A recent analysis conducted by the Congressional Research Service has shown that roughly 25 percent of millionaires don’t pay enough in federal taxes to be affected by the Buffett Rule – a recently proposed guideline aimed at taxing the rich more.
The study, which found that 94,500 millionaires pay an effective federal tax rate lower than that paid by 10.4 million middle-income wage earners, put the U.S. tax system in conflict with the Buffett principle, proposed by President Barack Obama in September after billionaire Warren Buffett, the 81- year-old chairman and chief executive officer of Berkshire Hathaway Inc., said it wasn’t fair for him to pay a lower percentage of income in taxes than his secretary
“[Last year] what I paid was only 17.4% of my taxable income — and that’s actually a lower percentage than what was paid by any of the other 20 people in our office,” Buffett wrote in a New York Times op-ed last month.
According to Buffet, the reason that moderate-income taxpayers bear the brunt of the Social Security payroll tax is because it applies only to the first $106,800 in wages.
Furthermore, while ordinary income is taxed at rates ranging from 10 to 35 percent, a significant portion of millionaires derive the bulk of their income from investments – which typically are taxed at lower rates.

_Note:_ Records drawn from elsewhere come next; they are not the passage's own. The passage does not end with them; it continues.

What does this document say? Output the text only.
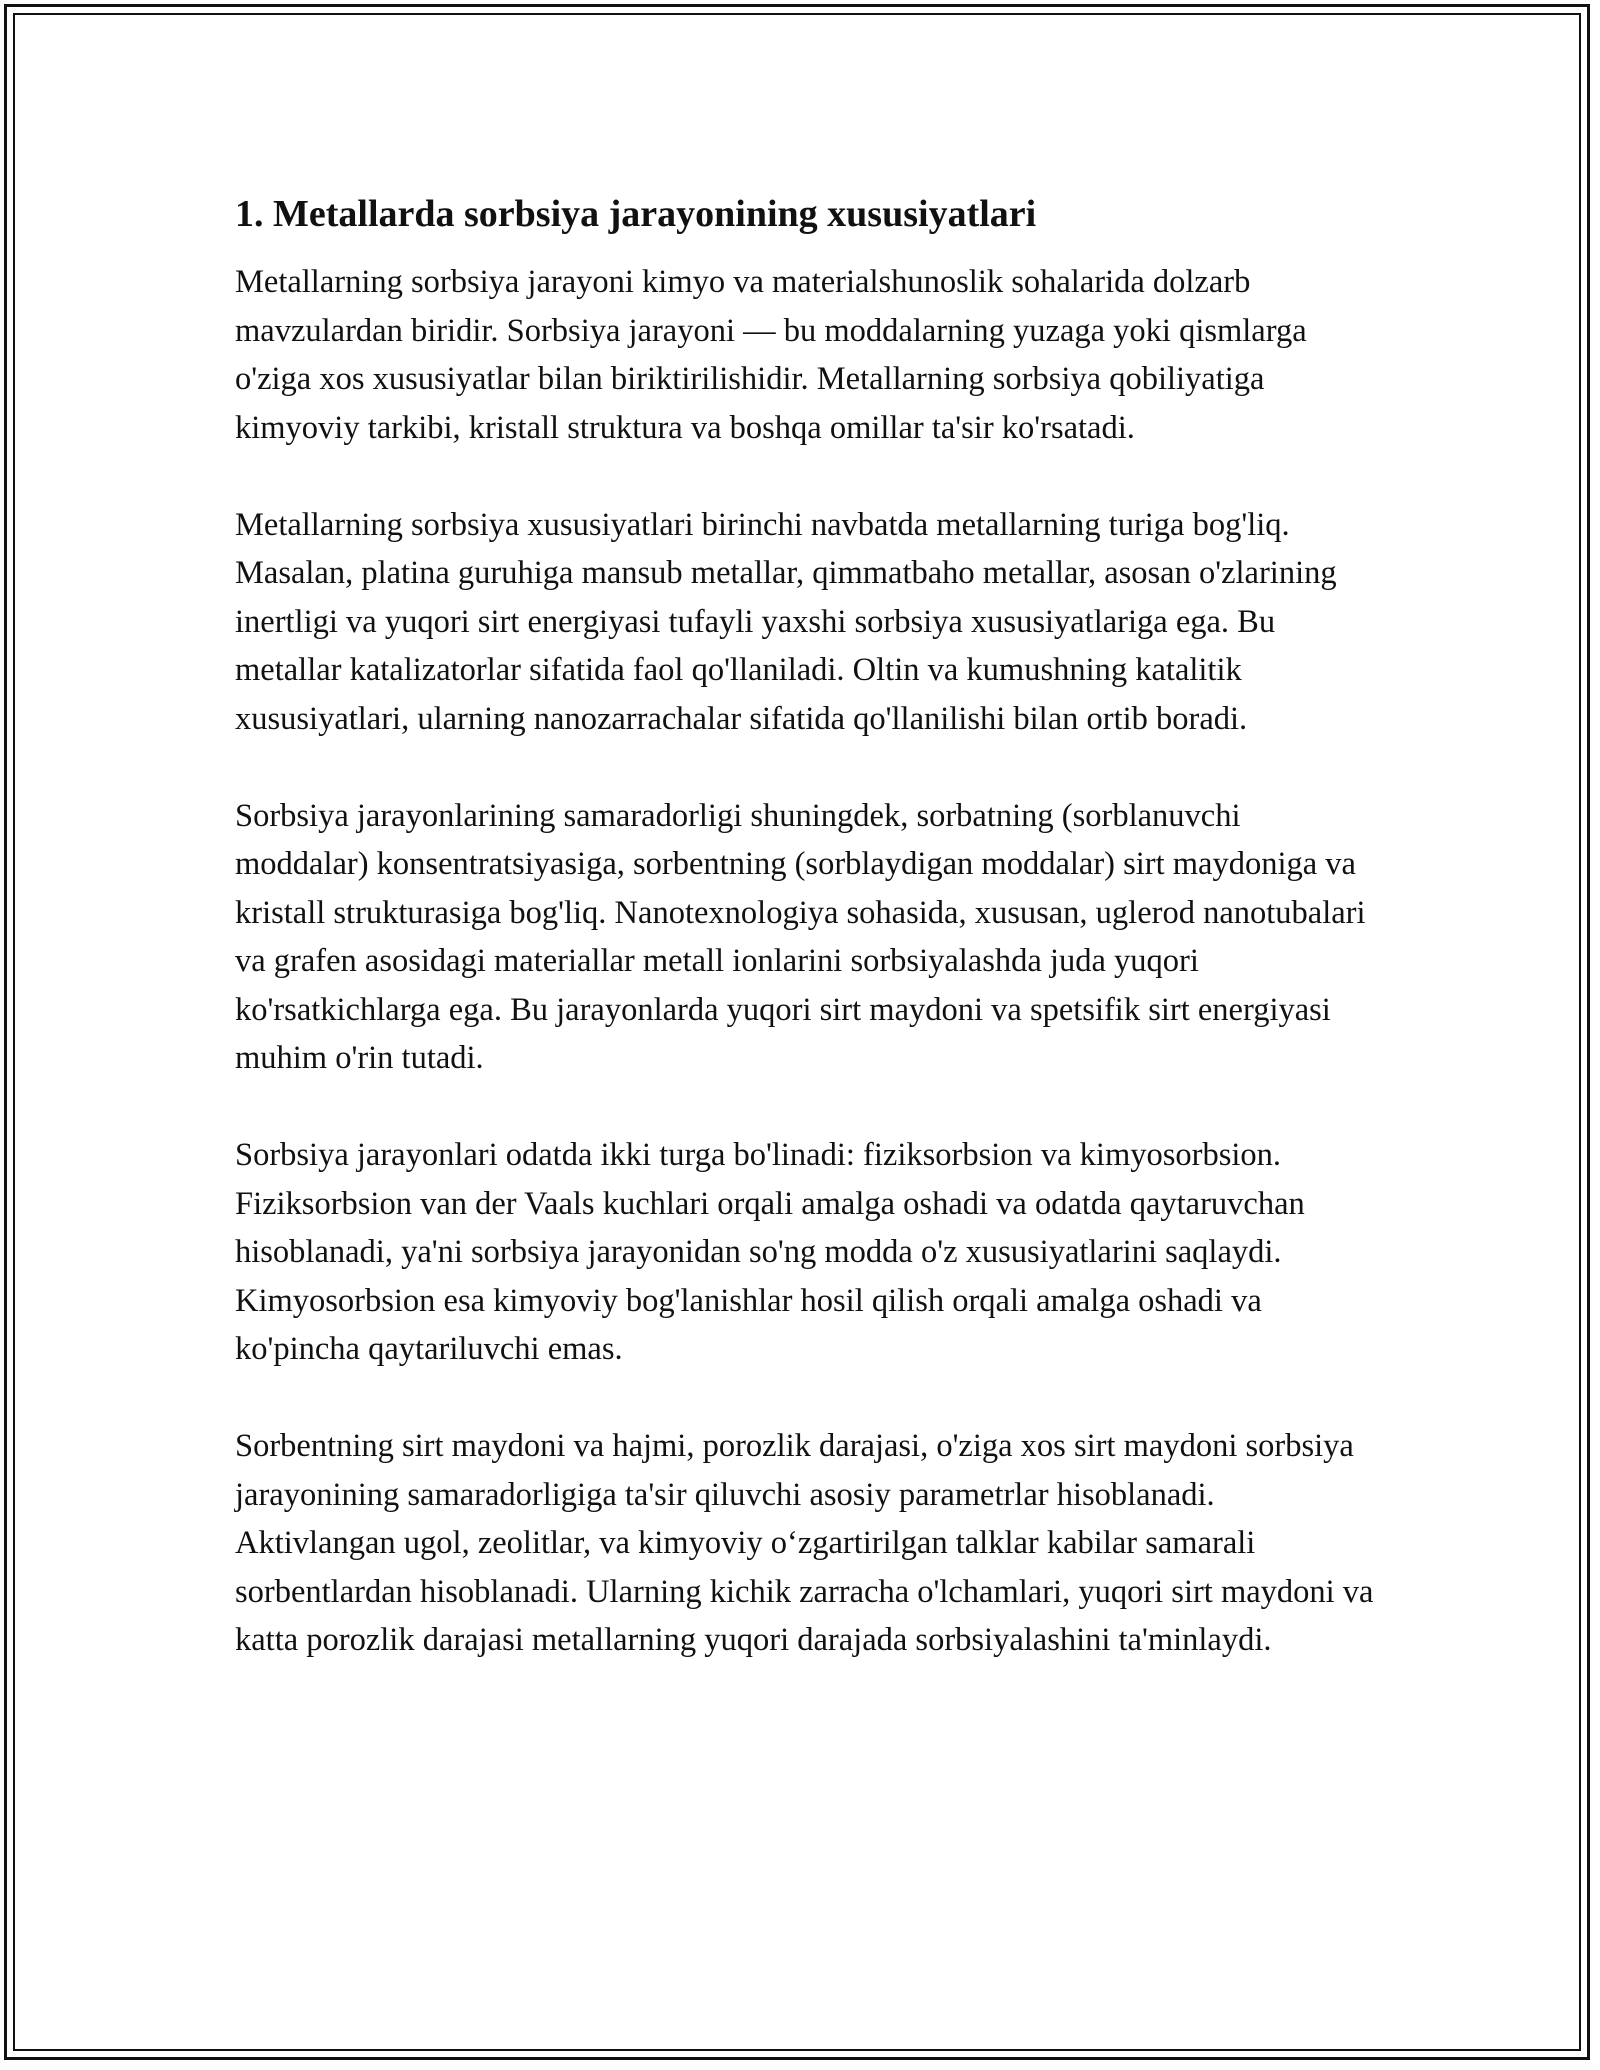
1. Metallarda sorbsiya jarayonining xususiyatlari

Metallarning sorbsiya jarayoni kimyo va materialshunoslik sohalarida dolzarb mavzulardan biridir. Sorbsiya jarayoni — bu moddalarning yuzaga yoki qismlarga o'ziga xos xususiyatlar bilan biriktirilishidir. Metallarning sorbsiya qobiliyatiga kimyoviy tarkibi, kristall struktura va boshqa omillar ta'sir ko'rsatadi.

Metallarning sorbsiya xususiyatlari birinchi navbatda metallarning turiga bog'liq. Masalan, platina guruhiga mansub metallar, qimmatbaho metallar, asosan o'zlarining inertligi va yuqori sirt energiyasi tufayli yaxshi sorbsiya xususiyatlariga ega. Bu metallar katalizatorlar sifatida faol qo'llaniladi. Oltin va kumushning katalitik xususiyatlari, ularning nanozarrachalar sifatida qo'llanilishi bilan ortib boradi.

Sorbsiya jarayonlarining samaradorligi shuningdek, sorbatning (sorblanuvchi moddalar) konsentratsiyasiga, sorbentning (sorblaydigan moddalar) sirt maydoniga va kristall strukturasiga bog'liq. Nanotexnologiya sohasida, xususan, uglerod nanotubalari va grafen asosidagi materiallar metall ionlarini sorbsiyalashda juda yuqori ko'rsatkichlarga ega. Bu jarayonlarda yuqori sirt maydoni va spetsifik sirt energiyasi muhim o'rin tutadi.

Sorbsiya jarayonlari odatda ikki turga bo'linadi: fiziksorbsion va kimyosorbsion. Fiziksorbsion van der Vaals kuchlari orqali amalga oshadi va odatda qaytaruvchan hisoblanadi, ya'ni sorbsiya jarayonidan so'ng modda o'z xususiyatlarini saqlaydi. Kimyosorbsion esa kimyoviy bog'lanishlar hosil qilish orqali amalga oshadi va ko'pincha qaytariluvchi emas.

Sorbentning sirt maydoni va hajmi, porozlik darajasi, o'ziga xos sirt maydoni sorbsiya jarayonining samaradorligiga ta'sir qiluvchi asosiy parametrlar hisoblanadi. Aktivlangan ugol, zeolitlar, va kimyoviy oʻzgartirilgan talklar kabilar samarali sorbentlardan hisoblanadi. Ularning kichik zarracha o'lchamlari, yuqori sirt maydoni va katta porozlik darajasi metallarning yuqori darajada sorbsiyalashini ta'minlaydi.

While critics of the Rule often assert that small businesses are the source of the greatest job creation, and that raising tax rates on small business owners would be bad for the economy, the CRS report found that “small businesses contribute only slightly more jobs than larger businesses relative to their employment share.”
The study also noted “most small business owners of startup firms are not in the top income categories and would not be affected by tax policies that observe the Buffett Rule.”